A propos de la guerre d’Algérie et de l’Algérie française, tous les records de bourrage de crâne ont été battus. Bourrage de crâne élaboré puis formulé à partir de généralisations grotesques, de schématisations conventionnelles, de déformations effarantes, de raisonnements puérils et de contradictions monumentales.

Aujourd’hui, combattre ce bourrage de crâne dans ses conséquences européennes et planétaires, relève, en apparence tout au moins, d’une mission impossible, nous l’avons maintes fois souligné. Cette mission peut apparaître avant tout présomptueuse. En effet, elle n’est alimentée ni plus ni moins, que de l’ambition utopique de provoquer, ou tout au moins d’espérer, de superbes retournements chez les autres, dans leur manière d’appréhender cette page d’histoire « Algérie française ».

Page d’histoire affectée officiellement d’un tabou historique par ceux qui ne veulent plus y réfléchir.

Il est temps de leur enseigner que les tabous historiques ne sont concevables qu’au sein de dictatures politiques ou théocratiques modernes.

Et c’est, motivés par ce refus de nous soumettre à ces tabous que nous précisons : les liquidateurs de l’Algérie française, ou plutôt les assassins de la France Sud-Méditerranéenne ont préféré faire de la Méditerranée, une frontière.

-  UNE FRONTIÈRE AU SUD DE LAQUELLE, un nouvel envahisseur s’apprête à anéantir, historiquement, l’identité à la fois culturelle et spirituelle de notre Occident. Nous soumettre à une nouvelle identité véhiculée par l’envahisseur arabo-islamiste-fondamentaliste. Envahisseur qui nourrit l’ambition proclamée de nous soumettre à une intégration SUD-NORD.

-  UNE FRONTIÈRE, AU NORD DE LAQUELLE séjournent, ou plutôt stagnent des peuples divisés. Des peuples spirituellement dégénérés. Des peuples qui souffrent d’une aliénation de leur destin historique et qui s’offrent tout naturellement en capitulards-collabos à cette nouvelle invasion.

On constate en effet que, contre cette invasion-imprégnation, ne s’oppose rien.

Si ce n’est une béatitude générée par une référence permanente, rabâcheuse et ringarde au gaullisme.
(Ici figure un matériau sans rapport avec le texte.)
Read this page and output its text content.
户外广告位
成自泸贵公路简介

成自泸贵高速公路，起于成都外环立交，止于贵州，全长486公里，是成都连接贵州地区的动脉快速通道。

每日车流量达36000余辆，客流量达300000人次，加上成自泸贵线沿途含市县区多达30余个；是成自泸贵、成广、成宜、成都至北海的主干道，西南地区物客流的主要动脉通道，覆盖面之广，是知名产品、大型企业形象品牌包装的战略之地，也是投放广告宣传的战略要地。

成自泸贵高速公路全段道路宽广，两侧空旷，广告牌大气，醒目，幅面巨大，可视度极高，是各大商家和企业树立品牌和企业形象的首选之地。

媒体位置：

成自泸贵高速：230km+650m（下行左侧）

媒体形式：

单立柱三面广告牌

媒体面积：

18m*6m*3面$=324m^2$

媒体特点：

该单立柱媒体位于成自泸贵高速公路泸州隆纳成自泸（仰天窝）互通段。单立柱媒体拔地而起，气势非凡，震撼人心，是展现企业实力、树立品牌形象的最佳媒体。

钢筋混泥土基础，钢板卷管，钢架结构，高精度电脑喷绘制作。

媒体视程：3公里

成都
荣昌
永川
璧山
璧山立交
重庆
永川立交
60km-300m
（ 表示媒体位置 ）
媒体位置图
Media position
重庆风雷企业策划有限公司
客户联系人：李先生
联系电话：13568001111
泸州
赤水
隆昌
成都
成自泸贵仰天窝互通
Le gaullisme, refuge idéologique de tous les « mal-comprenants » du siècle passé et du siècle actuel. Le gaullisme qui jouit encore de la propriété de conférer à nos cadres politiques modernes, parfois de jeunes cadres, des airs de « jeunes gérontes »… ou de gérontes précoces de la politique moderne.

Je répète, de jeunes gérontes au comportement obsessionnel.

« Car », disent-ils, « regardez-donc la France, regardez le grand renouvellement gaulliste dont la France symbolise la plus éclatante des illustrations :
- un prodigieux épanouissement social,
- une performance économique qui fait des jaloux,
- une égalité qui triomphe partout,
- une liberté-libéralise qui s’exhibe sans camouflage.
- quant à la fraternité, on peut dire qu’elle nous étouffe !

« Alors », ajoutent-ils, « vous, les combattants de l’Algérie française, revenez sur terre. Reconnaissez que le gaullisme enrichit aujourd’hui d’une réussite éclatante, le nouvel accomplissement historique de la France.

Regardez-donc le grand renouvellement que le général avait annoncé et qui est en train de se réaliser aujourd’hui, sous vous yeux ».

Ces gérontes gaullistes sont aveuglés. Ils ne veulent pas jouir de la lumière astrale qui irradie du cadavre encore chaud de l’Algérie française.

Car cette lumière vient de très loin. Une lumière qui n’est pas encore épuisée. Elle éclaire le passé, le présent et l’avenir. Pour en profiter, il suffit de faire l’effort de regarder et de développer sa compétence à voir.

Nous, anciens du combat populaire pour l’Algérie française, avons la chance, pour un petit nombre d’entre nous, de tirer profit de cette lumière astrale. Elle nous éclaire en permanence certes, mais elle ne nous éblouit pas. C’est elle qui nous donne les moyens de révéler à chaque instant la continuité directe entre les drames vécus hier, là-bas, et les drames actuels ou futurs que s’apprêtent à connaître nos contemporains et nos descendants, en France métropolitaine, en Europe et en Occident. Certes, l’astre « Algérie-française » est mort. Mais sa lumière, sa lumière astrale nous parvient encore. Elle est loin, très loin, d’être épuisée.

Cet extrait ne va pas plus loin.